Lunedì 16 Dicembre 2013

Neve, il turismo va in bianco

Meno prenotazioni, soggiorni brevi

«Il turismo bianco in tempo di crisi si trasforma e cambia pelle. Le Feste di fine anno sono alle porte, ma le prenotazioni scarseggiano. Si preferisce aspettare, magari in attesa di qualche offerta last minute, e si punta su un soggiorno breve, in molti casi brevissimo. Alcune località piacciono agli stranieri, ma l’impressione generale che emerge da un rapido sondaggio tra gli albergatori è che le nostre montagne abbiano più che mai bisogno di ritrovare un’identità». Lo scrive una nota di Confesercenti.

«Serve una strategia complessiva per rilanciarsi e recuperare competitività, anche in vista della grande occasione rappresentata da Expo 2015».

Gianfranco Invernizzi, proprietario dell’hotel Des Alpes di Foppolo, fa il quadro della situazione: «Notiamo un rallentamento nelle prenotazioni, tutti aspettano l’ultimo momento. Rispetto agli anni scorsi ci sono meno richieste e si arriva sempre più a ridosso delle Festività per decidere. In ogni caso si è ridotta la lunghezza dei soggiorni: ormai non si va oltre i tre giorni». A salvare il bilancio, dice Invernizzi, ci pensano gli stranieri. «Per fortuna ci sono loro, perché gli italiani sono in crisi. Abbiamo molti ospiti danesi, svedesi e inglesi. Sono clienti affezionati, ogni anno tornano. Ormai rappresentano il 60% delle presenze a Natale e Capodanno, ma se si considera l’intera stagione invernale si sale all’80%». Secondo Invernizzi, «noi albergatori lavoriamo con spirito di gruppo, ma i sacrifici dei privati non bastano. La concorrenza delle regioni a statuto speciale come il Trentino Alto Adige è troppo forte: lassù gli hotel godono di massicci finanziamenti su cui noi non possiamo di certo contare».
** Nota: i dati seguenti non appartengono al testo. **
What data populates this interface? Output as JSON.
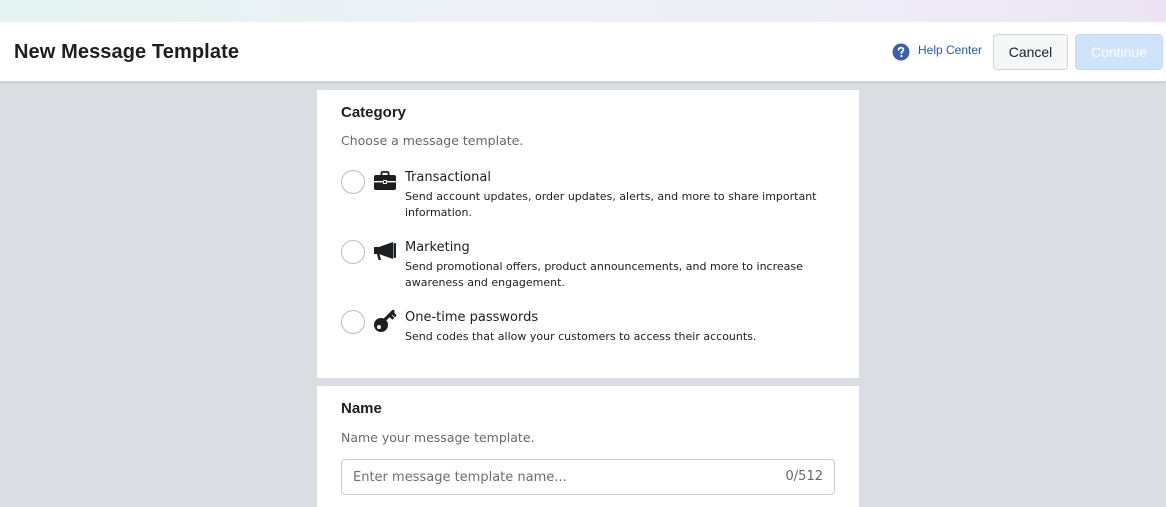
{
  "header": {
    "title": "New Message Template",
    "help_label": "Help Center",
    "help_icon": "question-circle-icon",
    "cancel_label": "Cancel",
    "continue_label": "Continue"
  },
  "category": {
    "title": "Category",
    "subtitle": "Choose a message template.",
    "options": [
      {
        "label": "Transactional",
        "description": "Send account updates, order updates, alerts, and more to share important information.",
        "icon": "briefcase-icon",
        "selected": false
      },
      {
        "label": "Marketing",
        "description": "Send promotional offers, product announcements, and more to increase awareness and engagement.",
        "icon": "megaphone-icon",
        "selected": false
      },
      {
        "label": "One-time passwords",
        "description": "Send codes that allow your customers to access their accounts.",
        "icon": "key-icon",
        "selected": false
      }
    ]
  },
  "name": {
    "title": "Name",
    "subtitle": "Name your message template.",
    "placeholder": "Enter message template name...",
    "value": "",
    "char_count": "0/512"
  },
  "colors": {
    "accent": "#1f5cb8",
    "continue_disabled": "#cfe3fa",
    "background": "#dadde1"
  }
}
Anche da Piazzatorre arriva un appello a unire finalmente le forze del pubblico e del privato: «Bisognerebbe fare squadra sul serio, senza presunzione – sottolinea Luca Arioli, che con la sua famiglia gestisce l’albergo Piazzatorre da 51 anni - Gli sforzi del singolo non bastano più. Noi bergamaschi abbiamo tanti pregi ma anche tantissimi difetti. Piazzatorre ha bisogno di individuare con precisione la sua vocazione: non abbiamo impianti di risalita importanti e non siamo in una posizione di passaggio. Per cui bisogna dare alla gente un motivo valido per venire da noi. Negli ultimi anni siamo stati fermi, senza decidere quale direzione prendere. Non c’è più tempo da perdere perché resistere è sempre più dura».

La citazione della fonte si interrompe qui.